Grades for your performance in this course will be awarded in accordance with the following scheme:
M10 (Coursework Mark Scheme) Grade Mark Description FNS Fail No Submission F 1-49 Fail P 50-64 Pass C 65-74 Credit D 75-84 Distinction HD 85-100 High Distinction CN Continuing NFE No Formal Examination RP Result Pending
Further details of the grades/results can be obtained from Examinations.
Grade Descriptors are available which provide a general guide to the standard of work that is expected at each grade level. More information at Assessment for Coursework Programs.
Final results for this course will be made available through Access Adelaide.
The University places a high priority on approaches to learning and teaching that enhance the student experience. Feedback is sought from students in a variety of ways including on-going engagement with staff, the use of online discussion boards and the use of Student Experience of Learning and Teaching (SELT) surveys as well as GOS surveys and Program reviews.

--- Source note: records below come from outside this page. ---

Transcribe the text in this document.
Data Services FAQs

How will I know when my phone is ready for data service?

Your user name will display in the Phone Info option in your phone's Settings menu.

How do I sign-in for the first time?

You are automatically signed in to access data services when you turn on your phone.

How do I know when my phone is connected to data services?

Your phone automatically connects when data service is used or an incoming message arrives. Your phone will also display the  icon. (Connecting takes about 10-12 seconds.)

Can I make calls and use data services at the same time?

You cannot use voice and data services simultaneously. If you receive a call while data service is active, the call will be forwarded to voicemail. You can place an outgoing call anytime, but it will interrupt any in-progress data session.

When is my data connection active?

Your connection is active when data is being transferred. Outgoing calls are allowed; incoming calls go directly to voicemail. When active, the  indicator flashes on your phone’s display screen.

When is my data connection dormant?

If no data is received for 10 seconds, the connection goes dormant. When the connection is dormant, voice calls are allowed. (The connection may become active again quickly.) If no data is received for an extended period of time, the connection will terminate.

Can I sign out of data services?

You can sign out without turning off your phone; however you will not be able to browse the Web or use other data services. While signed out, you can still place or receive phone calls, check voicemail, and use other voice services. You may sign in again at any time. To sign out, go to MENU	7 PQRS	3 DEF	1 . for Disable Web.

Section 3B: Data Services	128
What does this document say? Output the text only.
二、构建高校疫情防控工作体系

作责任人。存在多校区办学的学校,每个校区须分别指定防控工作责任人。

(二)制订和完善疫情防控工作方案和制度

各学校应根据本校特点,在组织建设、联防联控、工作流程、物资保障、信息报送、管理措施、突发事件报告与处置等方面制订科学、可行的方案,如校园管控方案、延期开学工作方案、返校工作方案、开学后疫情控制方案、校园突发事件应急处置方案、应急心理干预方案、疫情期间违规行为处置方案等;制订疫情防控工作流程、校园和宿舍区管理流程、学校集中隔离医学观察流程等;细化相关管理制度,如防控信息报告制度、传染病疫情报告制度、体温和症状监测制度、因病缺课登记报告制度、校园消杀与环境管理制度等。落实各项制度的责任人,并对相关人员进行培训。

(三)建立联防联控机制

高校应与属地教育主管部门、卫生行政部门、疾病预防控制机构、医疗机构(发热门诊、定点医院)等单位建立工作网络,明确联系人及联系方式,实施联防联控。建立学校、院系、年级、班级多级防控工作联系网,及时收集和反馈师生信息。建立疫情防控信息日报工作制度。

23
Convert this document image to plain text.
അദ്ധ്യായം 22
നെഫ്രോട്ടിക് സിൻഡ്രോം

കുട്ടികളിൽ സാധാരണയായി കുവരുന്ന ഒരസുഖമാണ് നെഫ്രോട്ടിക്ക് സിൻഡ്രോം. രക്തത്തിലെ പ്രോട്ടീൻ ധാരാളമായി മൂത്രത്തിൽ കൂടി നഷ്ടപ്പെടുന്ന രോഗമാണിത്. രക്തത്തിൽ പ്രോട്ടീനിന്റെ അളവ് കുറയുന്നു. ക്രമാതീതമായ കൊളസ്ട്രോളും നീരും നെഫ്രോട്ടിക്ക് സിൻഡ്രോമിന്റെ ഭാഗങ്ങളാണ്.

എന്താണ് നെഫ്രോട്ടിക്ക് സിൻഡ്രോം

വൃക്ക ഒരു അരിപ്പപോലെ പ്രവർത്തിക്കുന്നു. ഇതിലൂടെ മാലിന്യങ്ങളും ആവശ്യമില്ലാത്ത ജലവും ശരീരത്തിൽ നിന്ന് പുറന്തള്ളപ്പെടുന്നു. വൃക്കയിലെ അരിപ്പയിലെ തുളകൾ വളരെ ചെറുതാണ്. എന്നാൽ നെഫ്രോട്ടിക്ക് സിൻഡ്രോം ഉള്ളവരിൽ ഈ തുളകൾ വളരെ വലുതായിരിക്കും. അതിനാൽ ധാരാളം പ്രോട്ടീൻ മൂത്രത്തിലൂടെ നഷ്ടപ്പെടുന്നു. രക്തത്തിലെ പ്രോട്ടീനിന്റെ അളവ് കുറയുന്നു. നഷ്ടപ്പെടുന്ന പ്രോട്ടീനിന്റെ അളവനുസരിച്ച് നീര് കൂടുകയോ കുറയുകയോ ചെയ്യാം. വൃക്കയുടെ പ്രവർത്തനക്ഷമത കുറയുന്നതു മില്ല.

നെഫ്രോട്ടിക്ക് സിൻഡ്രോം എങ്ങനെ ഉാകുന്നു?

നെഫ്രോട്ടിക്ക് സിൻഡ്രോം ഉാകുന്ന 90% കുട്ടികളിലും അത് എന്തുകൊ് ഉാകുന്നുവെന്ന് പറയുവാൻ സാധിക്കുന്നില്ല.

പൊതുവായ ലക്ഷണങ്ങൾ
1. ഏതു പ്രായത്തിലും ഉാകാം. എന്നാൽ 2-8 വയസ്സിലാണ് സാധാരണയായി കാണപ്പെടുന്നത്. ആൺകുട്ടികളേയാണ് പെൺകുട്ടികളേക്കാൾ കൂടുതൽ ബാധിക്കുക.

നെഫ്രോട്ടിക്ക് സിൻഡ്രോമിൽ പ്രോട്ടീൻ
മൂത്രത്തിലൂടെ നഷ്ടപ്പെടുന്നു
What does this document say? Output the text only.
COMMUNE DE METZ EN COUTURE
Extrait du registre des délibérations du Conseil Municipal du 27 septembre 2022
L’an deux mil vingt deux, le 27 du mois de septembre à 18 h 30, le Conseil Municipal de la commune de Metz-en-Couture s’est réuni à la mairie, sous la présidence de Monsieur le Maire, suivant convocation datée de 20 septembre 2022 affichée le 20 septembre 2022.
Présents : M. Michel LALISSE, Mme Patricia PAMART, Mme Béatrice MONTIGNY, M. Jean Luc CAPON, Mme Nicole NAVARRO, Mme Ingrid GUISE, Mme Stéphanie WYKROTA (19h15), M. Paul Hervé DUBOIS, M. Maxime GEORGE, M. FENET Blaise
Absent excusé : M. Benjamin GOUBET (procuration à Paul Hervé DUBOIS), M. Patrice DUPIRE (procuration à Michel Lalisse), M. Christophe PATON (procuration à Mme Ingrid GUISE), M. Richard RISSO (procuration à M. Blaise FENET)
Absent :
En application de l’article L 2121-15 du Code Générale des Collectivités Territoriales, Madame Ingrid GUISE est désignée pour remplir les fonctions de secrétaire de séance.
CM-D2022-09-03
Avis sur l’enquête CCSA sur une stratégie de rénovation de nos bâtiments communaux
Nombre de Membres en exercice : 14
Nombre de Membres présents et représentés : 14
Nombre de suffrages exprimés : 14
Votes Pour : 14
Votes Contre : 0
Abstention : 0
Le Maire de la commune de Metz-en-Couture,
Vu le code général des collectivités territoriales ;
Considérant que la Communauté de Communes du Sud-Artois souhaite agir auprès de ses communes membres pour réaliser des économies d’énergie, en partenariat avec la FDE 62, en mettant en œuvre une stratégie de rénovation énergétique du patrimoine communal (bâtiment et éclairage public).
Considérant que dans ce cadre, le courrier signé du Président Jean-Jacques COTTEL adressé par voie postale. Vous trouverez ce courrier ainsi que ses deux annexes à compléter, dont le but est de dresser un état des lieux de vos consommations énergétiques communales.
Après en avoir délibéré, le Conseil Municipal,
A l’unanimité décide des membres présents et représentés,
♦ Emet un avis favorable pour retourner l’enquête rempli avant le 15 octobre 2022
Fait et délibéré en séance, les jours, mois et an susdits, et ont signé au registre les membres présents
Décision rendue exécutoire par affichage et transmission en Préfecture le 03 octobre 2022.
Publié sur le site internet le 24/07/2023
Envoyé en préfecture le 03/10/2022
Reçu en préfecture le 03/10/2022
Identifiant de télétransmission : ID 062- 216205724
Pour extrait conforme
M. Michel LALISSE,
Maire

SELTs are an important source of information to inform individual teaching practice, decisions about teaching duties, and course and program curriculum design. They enable the University to assess how effectively its learning environments and teaching practices facilitate student engagement and learning outcomes. Under the current SELT Policy (http://www.adelaide.edu.au/policies/101/) course SELTs are mandated and must be conducted at the conclusion of each term/semester/trimester for every course offering. Feedback on issues raised through course SELT surveys is made available to enrolled students through various resources (e.g. MyUni). In addition aggregated course SELT data is available.